Darwinism News science education

“Stunning sweep” for ID-friendly US prez hopeful Rick Santorum

Spread the love

We’ve been following the political fortunes of US prez hopeful Rick Santorum (who put the ID-friendly amendment in the No Child Left Behind Act), and it appears – as was rumoured last night – that he has now swept three states:

Santorum was outspent and out-organized, yet he still pulled off a huge night. I’d be willing to bet his coffers will start to fill up tomorrow; ballot box success tends to breed fundraising prowess. As February unfolds ahead of March and Super Tuesday, one thing — and maybe only one thing — is clear: This race ain’t over. – analyst Guy Benson, “Santorum’s Stunning Sweep,” February 8, 2012

At 45% in Minnesota, he may well prove a kingmaker, as we have suggested. His success may stem in part from the fact that he wasn’t closely associated with “Oh why can’t they both just lose?” attack ad politics. We’ll see.

4 Replies to ““Stunning sweep” for ID-friendly US prez hopeful Rick Santorum

  1. 1
    Joe says:

    Unfortunately CO and MN held caucauses with non-binding preference polls. But maybe it will give hm some momentum.

  2. 2
    News says:

    Well, that’s what we were thinking. A strong third candidate apprises both front-runners that the electorate is still thinking about it. In some countries that is institutionalized as a third party.

  3. 3

    I haven’t commented here for quite a while. Been busy with other things, but Have been reading from time to time.

    I got heavily into watching all the GOP debates and was initially interested in Newt Gingrich as a feisty “Reagan conservative.” Santorum was my 2nd choice.

    I think I’m moving toward Santorum, as it appears most other conservatives are. I initially thought that Newt was mostly the victim of negative campaigning from Romney’s PAC, and there’s some legitimacy to some of that; as well as some very misleading media reports on his record while in congress.

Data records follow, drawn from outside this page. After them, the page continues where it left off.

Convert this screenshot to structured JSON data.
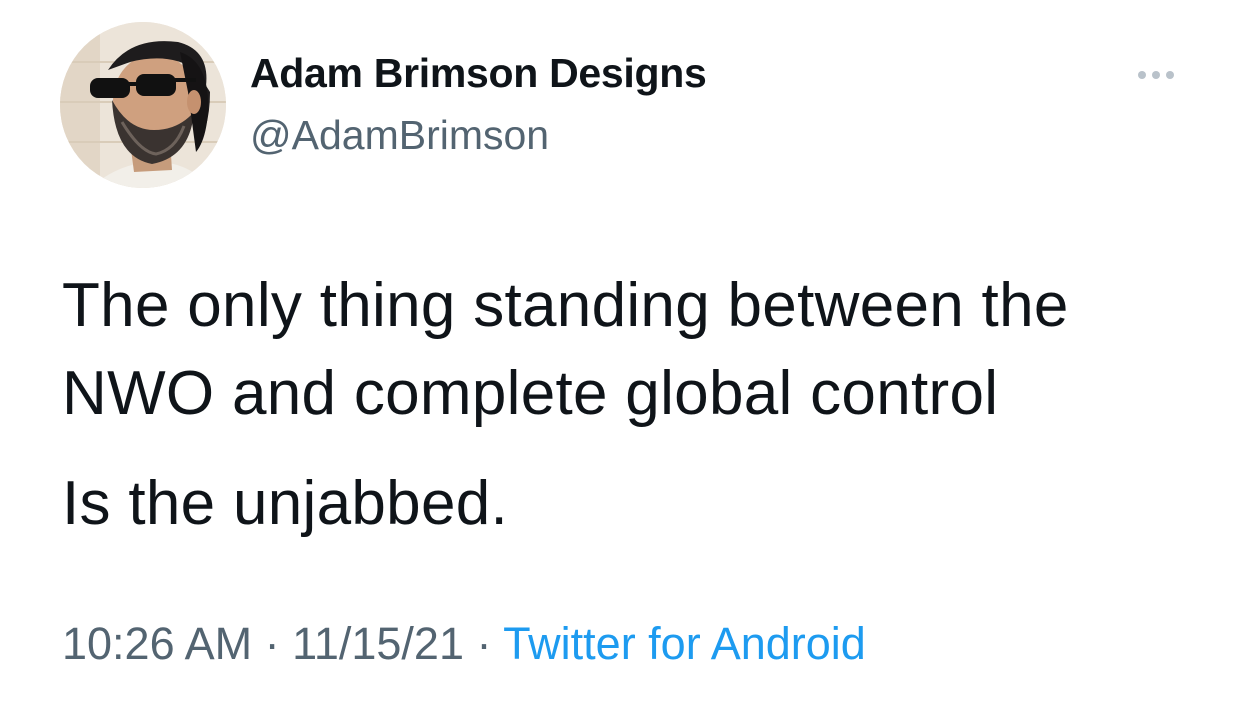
{
  "author": {
    "display_name": "Adam Brimson Designs",
    "handle": "@AdamBrimson"
  },
  "tweet": {
    "line1": "The only thing standing between the",
    "line2": "NWO and complete global control",
    "line3": "Is the unjabbed."
  },
  "meta": {
    "time": "10:26 AM",
    "separator": " · ",
    "date": "11/15/21",
    "source": "Twitter for Android"
  },
  "icons": {
    "more": "more-horizontal-icon"
  },
  "colors": {
    "text_primary": "#0f1419",
    "text_secondary": "#536471",
    "link": "#1d9bf0",
    "dots": "#b9c2ca"
  }
}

    However, Newt does have issues that Santorum does not. It would seem rather misplaced for conservatives who support family values to put their trust in a candidate with a history of very poor family values in his personal life. It will effect his ability to be elected, as well as potentially tarnish the political appeal of conservatism.

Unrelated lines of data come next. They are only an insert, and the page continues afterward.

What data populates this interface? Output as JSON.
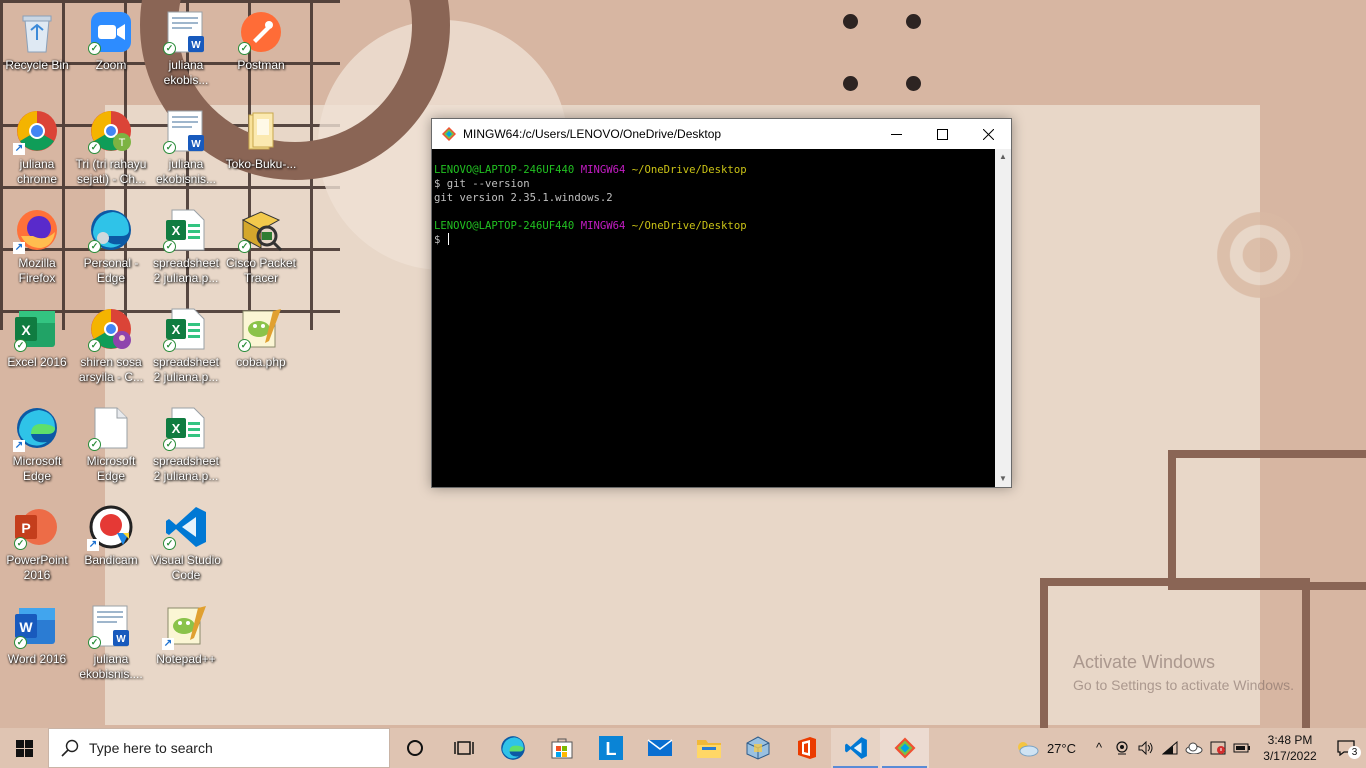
{
  "desktop": {
    "icons": [
      {
        "label": "Recycle Bin"
      },
      {
        "label": "Zoom"
      },
      {
        "label": "juliana ekobis..."
      },
      {
        "label": "Postman"
      },
      {
        "label": "juliana chrome"
      },
      {
        "label": "Tri (tri rahayu sejati) - Ch..."
      },
      {
        "label": "juliana ekobisnis..."
      },
      {
        "label": "Toko-Buku-..."
      },
      {
        "label": "Mozilla Firefox"
      },
      {
        "label": "Personal - Edge"
      },
      {
        "label": "spreadsheet 2 juliana.p..."
      },
      {
        "label": "Cisco Packet Tracer"
      },
      {
        "label": "Excel 2016"
      },
      {
        "label": "shiren sosa arsyila - C..."
      },
      {
        "label": "spreadsheet 2 juliana.p..."
      },
      {
        "label": "coba.php"
      },
      {
        "label": "Microsoft Edge"
      },
      {
        "label": "Microsoft Edge"
      },
      {
        "label": "spreadsheet 2 juliana.p..."
      },
      {
        "label": "PowerPoint 2016"
      },
      {
        "label": "Bandicam"
      },
      {
        "label": "Visual Studio Code"
      },
      {
        "label": "Word 2016"
      },
      {
        "label": "juliana ekobisnis...."
      },
      {
        "label": "Notepad++"
      }
    ],
    "watermark": {
      "line1": "Activate Windows",
      "line2": "Go to Settings to activate Windows."
    }
  },
  "terminal": {
    "title": "MINGW64:/c/Users/LENOVO/OneDrive/Desktop",
    "prompt_user": "LENOVO@LAPTOP-246UF440",
    "prompt_env": "MINGW64",
    "prompt_path": "~/OneDrive/Desktop",
    "cmd1": "$ git --version",
    "out1": "git version 2.35.1.windows.2",
    "prompt_symbol": "$ "
  },
  "taskbar": {
    "search_placeholder": "Type here to search",
    "weather": "27°C",
    "time": "3:48 PM",
    "date": "3/17/2022",
    "notifications": "3"
  }
}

    Santorum, on the other hand, has very positive voting records as well as very consistent conservative credentials and family values. Plus, he’s made it clear that he supports not only ID, but science education that is not Darwin centered. Santorum is his own person, and doesn’t need to compare himself to Ronald Reagan or anyone else. That has a certain appeal all it’s own.

    I think it’s likely that Newt Gingrich will exit in the next month – particularly if he’s not able to turn things around for Super Tuesday in March. He claims he’ll continue until the convention in Tampa, but that requires money, and money requires some successes, which if the last 4 primaries are any indication, he has very little, and continues to decline in popularity as Santorum rises.

    If Newt drops out, Santorum will get his endorsement, and the endorsements of everyone who voiced support for Newt (Michael Reagan, Sarah Palin, Rush Limbaugh, Rick Perry, Herman Cain, Fred Thompson, etc..) As such, he will most likely be the nominee, and Romney won’t have a chance to regain momentum.

    I think Ron Paul is the 3rd party candidate you speak of, even though he remains in the Republican fold. He is most likely to keep votes from Romney more than from Santorum. As such, Santorum will probably finally sweep into the lead with a majority (i.e., 50% support or more); and if that happens, many people who are now supporting Romney will turn their support over to Santorum as well.

    Joe,

    “Unfortunately CO and MN held caucauses with non-binding preference polls. But maybe it will give hm some momentum.”

    Yeah, I think Gingrich was only focused on gaining delegates, and since there were no delegates up for grabs in those 3 states, he didn’t bother with too much of an effort; which is really quite astonishing, since only a few months ago, Newt was ahead in the polls in all 3 of those states. This leaves me with the impression that Newt really does not know how to campaign. He depends on his debating ability, and even that is not always a sure thing. He wasn’t even on the ballot in Missouri; which will definitely have an effect on what Missourians think of him.

    Santorum has pretty much kept up the practice of visiting every county in every state when he can. He knows how to campaign, and he learned some lessons from his loss in PA a while ago. So delegates be damned at this point. It’s now really the popular vote that will win it for him. He’ll win the delegates as his popularity and momentum rise.

  4. 4
    Joe says:

    Oh no, I may have some serious issue-

    Yup The Donald was on Fox News talking about Rick Santorum and said the same thing about the man that I have been thinking about ever since he announced he would run for President-> the people who know him the best booted him out of office, and it wasn’t even close.